I never believed that people “couldn’t help it” or were “born this way.” Not until…
…not until about two weeks ago. I made a new friend. She is gay. She is Christian. She loves God but finds herself attracted to girls. She told me that if she could “turn it off,” she would because it would make her life so much easier… but she can’t.
She’s prayed about it, she’s been prayed over, she’s spoken to her pastor, she’s met with a Christian counselor, and… nothing.
Life didn’t make sense for the longest when she told me her story. I was so confused. I still am.
What’s even more confusing? She likes me… And you know what’s crazy?
I like her too.
What. Is. WRONG with me?!
This rollercoaster of emotions seems to be never-ending. I feel like a terrible person for thinking these thoughts and desiring these things… but I can’t help it.

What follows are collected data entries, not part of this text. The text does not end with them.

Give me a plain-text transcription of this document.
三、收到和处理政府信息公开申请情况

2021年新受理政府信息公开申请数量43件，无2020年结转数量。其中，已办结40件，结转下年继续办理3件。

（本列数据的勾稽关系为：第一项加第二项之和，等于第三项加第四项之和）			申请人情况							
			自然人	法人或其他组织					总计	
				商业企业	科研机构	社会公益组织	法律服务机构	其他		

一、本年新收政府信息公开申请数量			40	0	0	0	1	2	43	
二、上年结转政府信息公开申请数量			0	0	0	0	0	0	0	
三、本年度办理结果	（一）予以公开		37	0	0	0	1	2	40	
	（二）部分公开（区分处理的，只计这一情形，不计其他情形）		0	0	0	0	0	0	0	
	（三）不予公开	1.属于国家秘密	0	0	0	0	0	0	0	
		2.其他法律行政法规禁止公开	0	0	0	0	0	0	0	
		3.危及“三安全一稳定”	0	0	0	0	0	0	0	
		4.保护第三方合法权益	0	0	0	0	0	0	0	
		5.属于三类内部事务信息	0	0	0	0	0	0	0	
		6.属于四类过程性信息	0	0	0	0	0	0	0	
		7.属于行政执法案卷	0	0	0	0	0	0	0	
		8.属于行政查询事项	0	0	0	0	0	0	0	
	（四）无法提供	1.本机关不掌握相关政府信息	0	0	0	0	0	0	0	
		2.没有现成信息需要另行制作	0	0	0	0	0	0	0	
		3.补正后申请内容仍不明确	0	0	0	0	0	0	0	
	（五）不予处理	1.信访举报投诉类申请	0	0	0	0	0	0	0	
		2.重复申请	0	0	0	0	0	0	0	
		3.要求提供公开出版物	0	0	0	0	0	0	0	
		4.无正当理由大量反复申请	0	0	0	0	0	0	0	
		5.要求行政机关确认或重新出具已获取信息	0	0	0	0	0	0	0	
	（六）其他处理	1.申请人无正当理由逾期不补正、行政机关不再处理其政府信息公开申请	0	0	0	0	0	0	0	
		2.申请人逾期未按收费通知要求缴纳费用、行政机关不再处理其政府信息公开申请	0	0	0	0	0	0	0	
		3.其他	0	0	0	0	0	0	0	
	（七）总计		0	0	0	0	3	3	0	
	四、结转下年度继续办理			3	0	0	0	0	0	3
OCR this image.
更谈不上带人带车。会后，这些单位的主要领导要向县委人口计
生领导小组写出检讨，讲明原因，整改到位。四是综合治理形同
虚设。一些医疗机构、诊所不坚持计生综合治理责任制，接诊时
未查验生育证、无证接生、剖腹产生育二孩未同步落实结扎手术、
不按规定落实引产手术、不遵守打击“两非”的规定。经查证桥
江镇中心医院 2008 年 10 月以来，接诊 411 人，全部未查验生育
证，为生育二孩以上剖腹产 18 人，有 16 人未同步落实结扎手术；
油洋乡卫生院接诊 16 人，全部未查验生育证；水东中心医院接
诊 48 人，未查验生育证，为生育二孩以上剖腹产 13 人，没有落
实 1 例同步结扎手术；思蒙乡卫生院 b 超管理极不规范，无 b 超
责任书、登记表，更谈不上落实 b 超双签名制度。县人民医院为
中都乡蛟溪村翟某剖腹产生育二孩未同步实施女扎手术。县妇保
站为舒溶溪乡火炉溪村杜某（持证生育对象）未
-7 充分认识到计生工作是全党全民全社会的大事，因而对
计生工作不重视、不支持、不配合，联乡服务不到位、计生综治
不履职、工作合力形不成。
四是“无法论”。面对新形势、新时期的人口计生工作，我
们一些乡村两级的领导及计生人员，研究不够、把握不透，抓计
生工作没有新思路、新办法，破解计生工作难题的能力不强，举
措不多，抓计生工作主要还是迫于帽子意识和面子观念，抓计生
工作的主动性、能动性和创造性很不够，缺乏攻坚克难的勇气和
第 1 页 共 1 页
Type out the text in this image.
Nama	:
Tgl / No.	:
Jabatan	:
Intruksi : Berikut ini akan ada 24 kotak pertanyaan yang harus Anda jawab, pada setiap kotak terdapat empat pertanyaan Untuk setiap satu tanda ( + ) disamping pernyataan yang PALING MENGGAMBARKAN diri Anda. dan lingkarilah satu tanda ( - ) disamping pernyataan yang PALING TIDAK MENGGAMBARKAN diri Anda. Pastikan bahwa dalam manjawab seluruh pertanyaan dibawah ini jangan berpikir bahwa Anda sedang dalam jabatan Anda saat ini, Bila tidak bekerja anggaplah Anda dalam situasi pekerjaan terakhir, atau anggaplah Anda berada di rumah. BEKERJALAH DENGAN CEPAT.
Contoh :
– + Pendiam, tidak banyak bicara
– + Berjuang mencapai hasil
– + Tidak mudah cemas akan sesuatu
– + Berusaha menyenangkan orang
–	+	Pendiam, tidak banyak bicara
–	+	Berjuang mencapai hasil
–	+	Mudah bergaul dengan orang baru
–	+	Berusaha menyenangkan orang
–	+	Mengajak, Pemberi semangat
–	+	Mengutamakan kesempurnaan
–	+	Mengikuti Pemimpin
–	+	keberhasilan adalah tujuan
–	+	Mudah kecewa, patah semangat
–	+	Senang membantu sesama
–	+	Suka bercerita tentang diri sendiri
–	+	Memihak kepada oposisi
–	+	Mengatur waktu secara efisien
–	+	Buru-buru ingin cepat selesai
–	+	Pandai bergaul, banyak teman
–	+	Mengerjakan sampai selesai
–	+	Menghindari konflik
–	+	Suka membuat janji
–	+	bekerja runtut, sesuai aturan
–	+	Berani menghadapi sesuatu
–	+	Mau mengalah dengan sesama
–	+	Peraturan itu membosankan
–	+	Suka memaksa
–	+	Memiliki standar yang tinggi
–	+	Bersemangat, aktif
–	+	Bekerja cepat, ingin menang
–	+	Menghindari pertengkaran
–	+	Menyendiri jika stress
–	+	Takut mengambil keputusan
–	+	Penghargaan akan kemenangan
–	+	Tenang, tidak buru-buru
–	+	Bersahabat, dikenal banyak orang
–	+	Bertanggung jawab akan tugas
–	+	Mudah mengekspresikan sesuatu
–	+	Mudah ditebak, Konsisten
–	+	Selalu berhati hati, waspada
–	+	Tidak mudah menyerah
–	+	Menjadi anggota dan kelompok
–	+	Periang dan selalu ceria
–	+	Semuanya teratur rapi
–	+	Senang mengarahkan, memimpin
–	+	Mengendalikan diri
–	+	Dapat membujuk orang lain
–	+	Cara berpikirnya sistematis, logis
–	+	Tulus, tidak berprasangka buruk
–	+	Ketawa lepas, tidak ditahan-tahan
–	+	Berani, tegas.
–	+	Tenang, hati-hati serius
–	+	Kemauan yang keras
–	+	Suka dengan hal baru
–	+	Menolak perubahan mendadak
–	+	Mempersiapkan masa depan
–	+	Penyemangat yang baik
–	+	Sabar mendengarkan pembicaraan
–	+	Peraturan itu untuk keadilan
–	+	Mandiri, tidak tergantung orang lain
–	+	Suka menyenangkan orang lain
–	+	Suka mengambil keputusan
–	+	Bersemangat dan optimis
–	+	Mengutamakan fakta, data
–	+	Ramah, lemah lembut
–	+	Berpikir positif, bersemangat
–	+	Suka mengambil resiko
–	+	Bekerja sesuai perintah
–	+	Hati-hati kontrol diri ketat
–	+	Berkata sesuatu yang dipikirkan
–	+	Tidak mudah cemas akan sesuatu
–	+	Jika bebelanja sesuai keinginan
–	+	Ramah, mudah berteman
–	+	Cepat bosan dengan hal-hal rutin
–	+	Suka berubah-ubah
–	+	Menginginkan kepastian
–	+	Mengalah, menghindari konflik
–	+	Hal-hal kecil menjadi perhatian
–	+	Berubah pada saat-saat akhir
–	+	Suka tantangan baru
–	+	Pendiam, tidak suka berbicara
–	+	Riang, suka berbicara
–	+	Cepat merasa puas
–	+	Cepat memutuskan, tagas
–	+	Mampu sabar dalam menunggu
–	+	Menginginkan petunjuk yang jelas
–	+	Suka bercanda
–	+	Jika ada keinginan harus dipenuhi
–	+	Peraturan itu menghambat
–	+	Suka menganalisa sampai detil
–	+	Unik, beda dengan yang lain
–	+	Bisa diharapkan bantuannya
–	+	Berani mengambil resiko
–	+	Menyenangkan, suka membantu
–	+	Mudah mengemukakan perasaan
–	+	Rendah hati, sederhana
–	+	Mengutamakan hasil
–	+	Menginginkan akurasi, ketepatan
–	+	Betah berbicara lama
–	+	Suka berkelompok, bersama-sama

Why why WHY, no matter how long it’s been, do I always end up here? How in the world do I always feel so “good” and “free” and just full of all this joy but then I ALWAYS find myself here again?
It’s not fair. It’s not fair at all. I hate to be complaining but I did not ask for this.
I’m happy. I am so happy… So why do I feel so sad?
I keep finding myself saying that I forgive you, but I don’t. I’ve realized that I always move on from things and stop thinking about them… but of course they always catch up with me. I think I forgive you, then I’m mad at you all over again.
The truth is, I don’t know how to forgive. I say someone or something is forgiven but really, I believe, I just push it out of my mind so I don’t think about it and so I don’t hurt from it. Maybe that’s it. I just don’t want to feel pain (like everyone else in the world, right?). Well, I don’t want to have to go through and truly heal from something that pained me. I’d much rather just forget it ever happen then move on, but everything will catch up with you in the long run. Feelings, mistakes, grudges… I want to forgive him but I don’t know how. And I don’t want to put the blame on him or anyone but it is because of that very situation that I have no idea of how I am going to trust a male who seems interested in me. How do I know he’s not going to end up being a jerk? How do I know he’s not going to try to take advantage of me, physically or emotionally? How do I know he’s not just going to walk away from the whole thing, no words said…? It’s like there is cynicism rising up within me whenever a guy says, “Hello.” Like I said, I want to forgive him, but I don’t know how. God, please help me.